Architecture Insights: Developers noted Claude Code's extensive use of tree-sitter for code parsing, a sophisticated caching layer for conversation context, and a multi-agent orchestration system that allows Claude Code to spawn sub-agents for complex tasks — all implemented in TypeScript running on Node.js.
The DMCA Takedown Fiasco
Anthropic's legal response became a story in its own right. The company filed a DMCA takedown notice with GitHub to remove repositories containing the leaked source. According to GitHub's public records, the notice was executed against approximately 8,100 repositories — a staggering over-reach that inadvertently took down legitimate forks of Anthropic's own officially open-sourced Claude Code repository.
Boris Cherny, Anthropic's head of Claude Code, publicly acknowledged the mistake and retracted the bulk of the takedown notices, limiting the action to one repository and 96 specific forks that contained the accidentally released source map.

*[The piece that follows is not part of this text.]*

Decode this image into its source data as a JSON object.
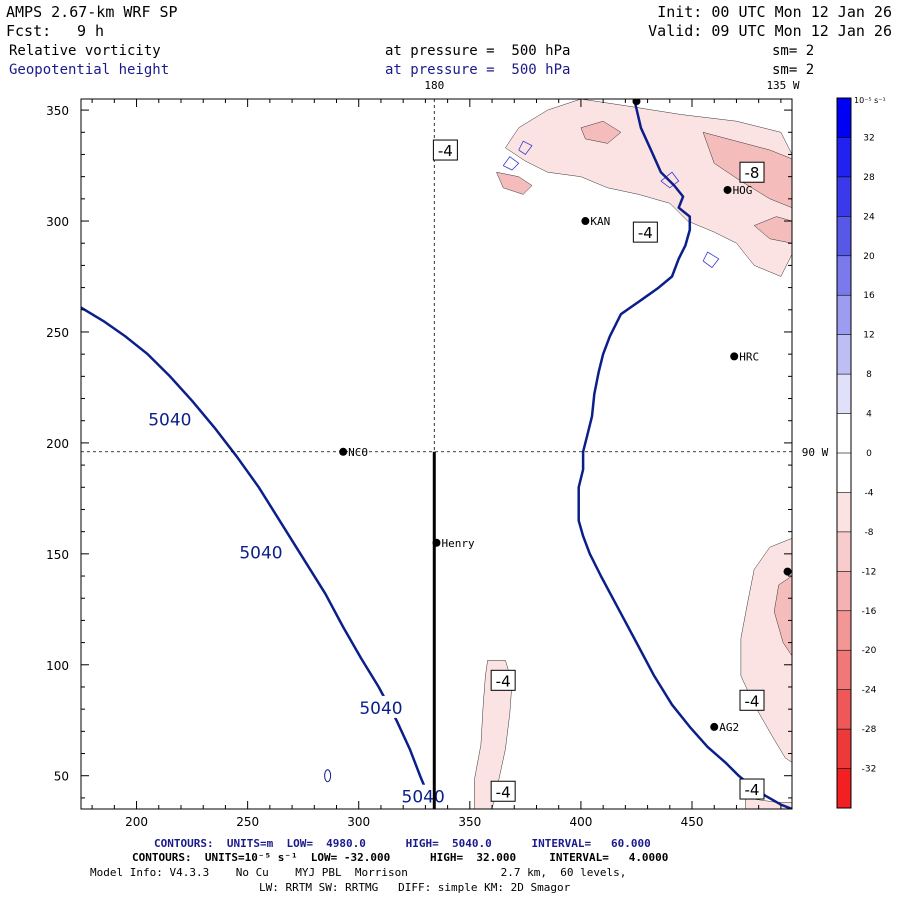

The heavy-handed approach drew sharp criticism from the open-source community. Gergely Orosz, author of The Pragmatic Engineer, noted that a Python port of the leaked code appeared within 24 hours and is effectively DMCA-proof, since a clean-room rewrite in a different language constitutes a new creative work under copyright law.
The AI Copyright Question
The DMCA strategy raised a deeper legal question. Anthropic's own CEO Dario Amodei has publicly stated that significant portions of Claude Code were written by Claude itself. The DC Circuit upheld in March 2025 that AI-generated work does not carry automatic copyright protection. If substantial parts of the leaked codebase were authored by an AI model rather than human engineers, Anthropic's copyright claim over that code sits on uncertain legal ground.
This paradox — an AI company trying to assert copyright over code written by its own AI — has not been lost on legal commentators. The outcome could set precedent for the entire industry.
Concurrent Supply Chain Attack
Compounding the chaos, a malicious actor exploited the confusion around the leak to publish compromised versions of the axios HTTP library to npm. Anyone who installed or updated Claude Code between 00:21 and 03:29 UTC on March 31 may have pulled in axios versions 1.14.1 or 0.30.4, both of which contained a Remote Access Trojan (RAT). Anthropic and npm acted quickly to yank the malicious packages, but the incident highlighted how supply chain attacks can piggyback on moments of organizational disruption.
Political Fallout
The leak drew attention from Washington. Representative Josh Gottheimer pressed Anthropic directly on the incident, requesting a detailed briefing on the company's source code management practices and safety protocols. The inquiry reflects growing Congressional scrutiny of AI companies' operational security, particularly as these tools become embedded in critical software infrastructure.
The Aftermath
Despite Anthropic's legal efforts, the practical reality is that 512,000 lines of Claude Code's source are permanently in the public domain. Mirrors exist on platforms outside DMCA jurisdiction, the Python rewrite circulates freely, and the technical revelations — feature flags, KAIROS, model codenames — cannot be un-disclosed.
For Anthropic, the damage is primarily strategic rather than security-related. Competitors now have a detailed blueprint of Claude Code's architecture. For the broader developer community, the leak provided a rare, unfiltered look at how one of the world's most-used AI coding tools actually works under the hood. Whether that transparency ultimately helps or hurts Anthropic remains an open question.